Ruth Ester Althén née Whitefield (1890–1985) was a Swedish operatic soprano. Trained by Thekla Hofer and Ture Rangström, she made her début at the Royal Swedish Opera in 1915 with the title role in Aida. Engaged by the Royal Opera in 1918, she also performed in concerts.

==Biography==
Born in Kristianstad on 11 September 1890, Ruth Ester Whitefield was the daughter of the businessman Nils Whitefield and his wife Ingrid née Hanson. She studied voice in Stockholm under Thekla Hofer, Ture Rangström and Haldis Ingebjart. She continued training in Berlin under Ernst Grenzebach and in Milan under Vittorio Maria Vanzo and Giannina Russ. In 1918 she married the organist and composer Ragnar Althén The marriage was dissolved in 1941.

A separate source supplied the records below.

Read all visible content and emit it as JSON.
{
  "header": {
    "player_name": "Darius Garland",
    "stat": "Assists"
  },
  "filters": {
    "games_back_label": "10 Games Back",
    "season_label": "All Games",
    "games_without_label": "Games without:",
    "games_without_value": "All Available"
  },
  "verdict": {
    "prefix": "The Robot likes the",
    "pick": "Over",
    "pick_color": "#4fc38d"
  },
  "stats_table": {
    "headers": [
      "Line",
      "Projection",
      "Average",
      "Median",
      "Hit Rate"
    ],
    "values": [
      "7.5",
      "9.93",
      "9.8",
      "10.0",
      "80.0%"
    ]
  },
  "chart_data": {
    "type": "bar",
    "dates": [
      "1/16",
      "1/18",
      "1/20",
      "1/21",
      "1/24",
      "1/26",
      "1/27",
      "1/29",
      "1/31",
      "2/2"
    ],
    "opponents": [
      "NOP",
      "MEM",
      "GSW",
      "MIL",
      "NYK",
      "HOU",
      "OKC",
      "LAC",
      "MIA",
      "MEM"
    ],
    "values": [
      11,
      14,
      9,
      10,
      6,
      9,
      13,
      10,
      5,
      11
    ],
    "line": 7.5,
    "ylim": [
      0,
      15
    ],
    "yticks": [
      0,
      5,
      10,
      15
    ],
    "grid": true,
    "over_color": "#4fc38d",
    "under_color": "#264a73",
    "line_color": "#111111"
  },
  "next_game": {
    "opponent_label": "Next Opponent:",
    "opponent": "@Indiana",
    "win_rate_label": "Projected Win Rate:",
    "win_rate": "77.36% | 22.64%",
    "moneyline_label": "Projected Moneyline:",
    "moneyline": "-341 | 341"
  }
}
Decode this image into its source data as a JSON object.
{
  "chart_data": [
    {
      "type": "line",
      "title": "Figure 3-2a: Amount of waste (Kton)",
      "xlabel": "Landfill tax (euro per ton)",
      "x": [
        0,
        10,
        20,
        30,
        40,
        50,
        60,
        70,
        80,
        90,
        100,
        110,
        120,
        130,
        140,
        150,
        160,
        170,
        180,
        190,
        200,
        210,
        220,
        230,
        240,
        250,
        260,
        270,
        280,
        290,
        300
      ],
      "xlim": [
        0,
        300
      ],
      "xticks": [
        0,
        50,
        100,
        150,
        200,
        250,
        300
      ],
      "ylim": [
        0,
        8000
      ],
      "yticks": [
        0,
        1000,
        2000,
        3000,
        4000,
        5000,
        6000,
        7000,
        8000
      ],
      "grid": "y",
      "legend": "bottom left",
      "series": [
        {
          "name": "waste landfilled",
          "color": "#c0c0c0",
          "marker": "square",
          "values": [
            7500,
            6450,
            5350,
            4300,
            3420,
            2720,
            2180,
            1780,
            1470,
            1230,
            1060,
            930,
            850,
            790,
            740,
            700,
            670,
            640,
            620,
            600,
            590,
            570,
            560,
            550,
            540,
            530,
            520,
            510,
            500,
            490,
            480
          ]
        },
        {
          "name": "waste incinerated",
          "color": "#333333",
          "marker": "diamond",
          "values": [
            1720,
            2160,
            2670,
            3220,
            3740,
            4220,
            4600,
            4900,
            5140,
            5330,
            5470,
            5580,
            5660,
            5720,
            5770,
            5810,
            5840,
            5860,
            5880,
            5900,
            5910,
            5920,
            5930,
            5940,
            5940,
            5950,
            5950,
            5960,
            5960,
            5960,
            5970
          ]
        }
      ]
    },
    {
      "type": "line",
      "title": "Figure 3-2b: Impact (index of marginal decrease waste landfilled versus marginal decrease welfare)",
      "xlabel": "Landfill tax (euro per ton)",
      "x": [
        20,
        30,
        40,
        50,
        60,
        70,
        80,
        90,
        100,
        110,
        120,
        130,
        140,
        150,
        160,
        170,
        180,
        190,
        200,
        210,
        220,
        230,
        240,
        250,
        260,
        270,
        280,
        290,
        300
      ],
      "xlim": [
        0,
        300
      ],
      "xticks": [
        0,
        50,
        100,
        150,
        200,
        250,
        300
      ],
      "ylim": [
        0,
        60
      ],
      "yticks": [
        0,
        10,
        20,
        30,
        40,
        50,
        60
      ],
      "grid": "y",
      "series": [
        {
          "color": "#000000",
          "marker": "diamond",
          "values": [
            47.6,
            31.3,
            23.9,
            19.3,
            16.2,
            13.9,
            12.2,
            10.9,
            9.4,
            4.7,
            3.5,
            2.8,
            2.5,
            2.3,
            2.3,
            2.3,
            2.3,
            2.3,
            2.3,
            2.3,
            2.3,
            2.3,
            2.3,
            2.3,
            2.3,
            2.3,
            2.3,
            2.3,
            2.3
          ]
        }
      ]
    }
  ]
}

She made her début as Aida in 1914 at the Royal Swedish Opera where she was engaged in 1918. Other successful roles included Elsa in Lohengrin, Elena in Mefistofele and Elisabet in Tannhäuser. She also played Desdemona in Otello, Rosina in The Marriage of Figaro and Emerentia in The Doomsday Prophets. In 1927, she performed in the Swedish première of Turandot. She also performed in concerts.

Ruth Althén died in Stockholm on 13 September 1985 and was buried in Östra Begravningsplatsen i Kristianstad.

==Discography==
Ruth Althén is one of the singers on the His Master's Voice recording "Operan (Röster Från Stockholmsoperan Under 100 År" where she sings "Desdemonas Bön" from Verdi's Otello.